La campagne Pokémon TCG de McDonald’s Japon a révélé des chiffres surprenants qui expliquent en partie le chaos observé dans tout le pays. Selon les révélations du journal Asahi Shimbun, la chaîne de restauration rapide n’avait préparé que moins de 3 millions de cartes au total pour cette opération commerciale.
Chaque booster pack contenait une carte Pikachu exclusive McDonald’s et une carte aléatoire parmi cinq modèles différents. Cette configuration limitait mathématiquement le nombre de cartes disponibles : maximum 1,5 million de cartes Pikachu et seulement 300 000 exemplaires de chaque carte aléatoire. Une quantité manifestement insuffisante pour répondre à la demande nationale.
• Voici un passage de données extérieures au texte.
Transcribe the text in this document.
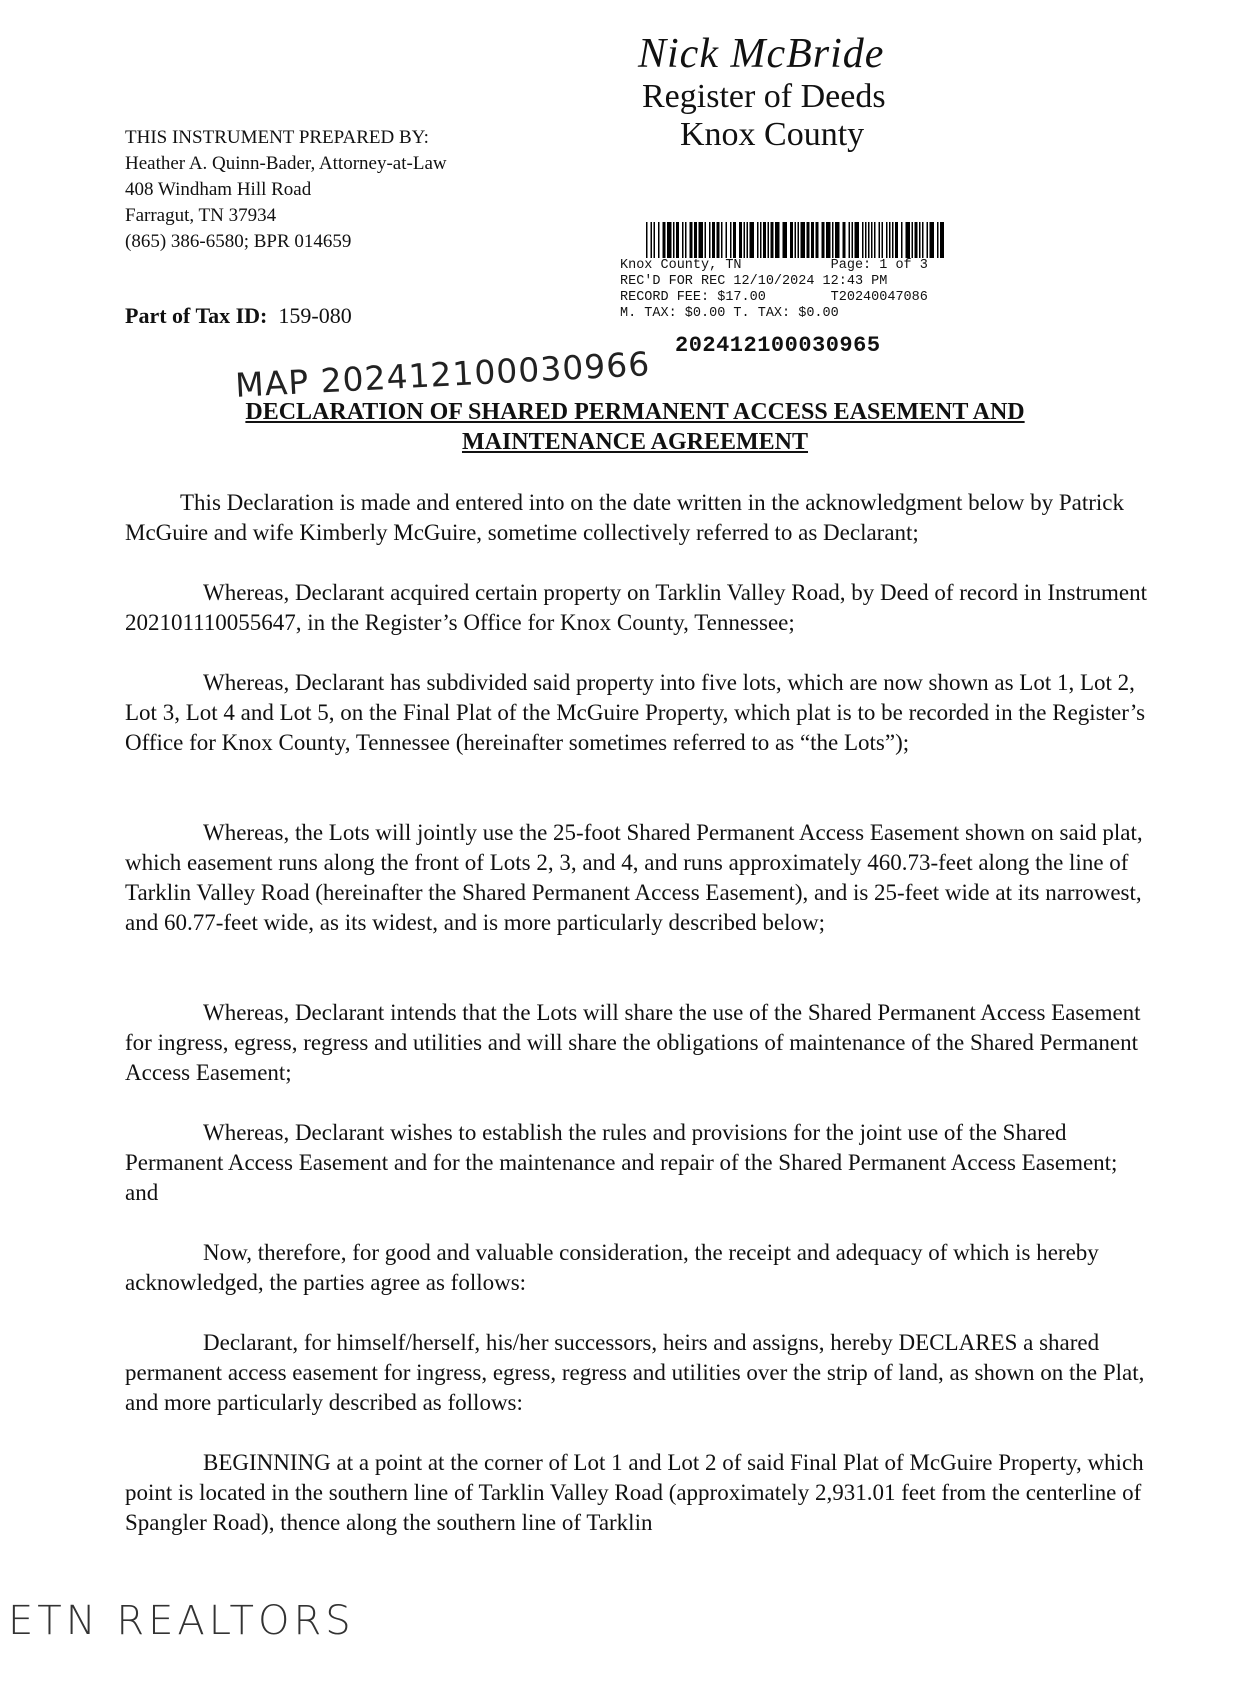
Nick McBride
Register of Deeds
Knox County
THIS INSTRUMENT PREPARED BY:
Heather A. Quinn-Bader, Attorney-at-Law
408 Windham Hill Road
Farragut, TN 37934
(865) 386-6580; BPR 014659
Knox County, TN           Page: 1 of 3
REC'D FOR REC 12/10/2024 12:43 PM
RECORD FEE: $17.00        T20240047086
M. TAX: $0.00 T. TAX: $0.00
202412100030965
Part of Tax ID: 159-080
MAP 202412100030966
DECLARATION OF SHARED PERMANENT ACCESS EASEMENT AND
MAINTENANCE AGREEMENT
This Declaration is made and entered into on the date written in the acknowledgment below by Patrick McGuire and wife Kimberly McGuire, sometime collectively referred to as Declarant;
Whereas, Declarant acquired certain property on Tarklin Valley Road, by Deed of record in Instrument 202101110055647, in the Register’s Office for Knox County, Tennessee;
Whereas, Declarant has subdivided said property into five lots, which are now shown as Lot 1, Lot 2, Lot 3, Lot 4 and Lot 5, on the Final Plat of the McGuire Property, which plat is to be recorded in the Register’s Office for Knox County, Tennessee (hereinafter sometimes referred to as “the Lots”);
Whereas, the Lots will jointly use the 25-foot Shared Permanent Access Easement shown on said plat, which easement runs along the front of Lots 2, 3, and 4, and runs approximately 460.73-feet along the line of Tarklin Valley Road (hereinafter the Shared Permanent Access Easement), and is 25-feet wide at its narrowest, and 60.77-feet wide, as its widest, and is more particularly described below;
Whereas, Declarant intends that the Lots will share the use of the Shared Permanent Access Easement for ingress, egress, regress and utilities and will share the obligations of maintenance of the Shared Permanent Access Easement;
Whereas, Declarant wishes to establish the rules and provisions for the joint use of the Shared Permanent Access Easement and for the maintenance and repair of the Shared Permanent Access Easement; and
Now, therefore, for good and valuable consideration, the receipt and adequacy of which is hereby acknowledged, the parties agree as follows:
Declarant, for himself/herself, his/her successors, heirs and assigns, hereby DECLARES a shared permanent access easement for ingress, egress, regress and utilities over the strip of land, as shown on the Plat, and more particularly described as follows:
BEGINNING at a point at the corner of Lot 1 and Lot 2 of said Final Plat of McGuire Property, which point is located in the southern line of Tarklin Valley Road (approximately 2,931.01 feet from the centerline of Spangler Road), thence along the southern line of Tarklin
ETN REALTORS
L’incompréhension des dirigeants face au phénomène de spéculation
Un responsable impliqué dans la campagne a exprimé sa perplexité auprès d’Asahi Shimbun, déclarant : « Nous ne comprenions pas pourquoi cela est devenu une cible de spéculation, car les cartes n’étaient pas rares. » Cette déclaration révèle une méconnaissance flagrante du marché des cartes Pokémon par l’équipe McDonald’s.
La direction semble avoir sous-estimé plusieurs facteurs cruciaux. D’une part, la popularité massive du jeu de cartes à collectionner Pokémon au Japon dépasse largement leurs prévisions. D’autre part, ils n’ont pas anticipé que les collectionneurs achèteraient systématiquement les 5 Happy Meals maximum autorisés pour compléter leur collection.
Cette incompréhension stratégique explique pourquoi McDonald’s Japon pensait sincèrement avoir produit suffisamment de boosters pour l’ensemble du territoire japonais. Une erreur de calcul majeure qui a conduit aux scenes chaotiques observées.
Un approvisionnement défaillant dès les premières heures
La campagne était initialement prévue pour durer trois jours complets, mais la réalité du terrain a rapidement démenti cette planification optimiste. De nombreux restaurants McDonald’s ont épuisé leurs stocks dès le premier jour, certains établissements n’ayant même plus de cartes disponibles le matin même.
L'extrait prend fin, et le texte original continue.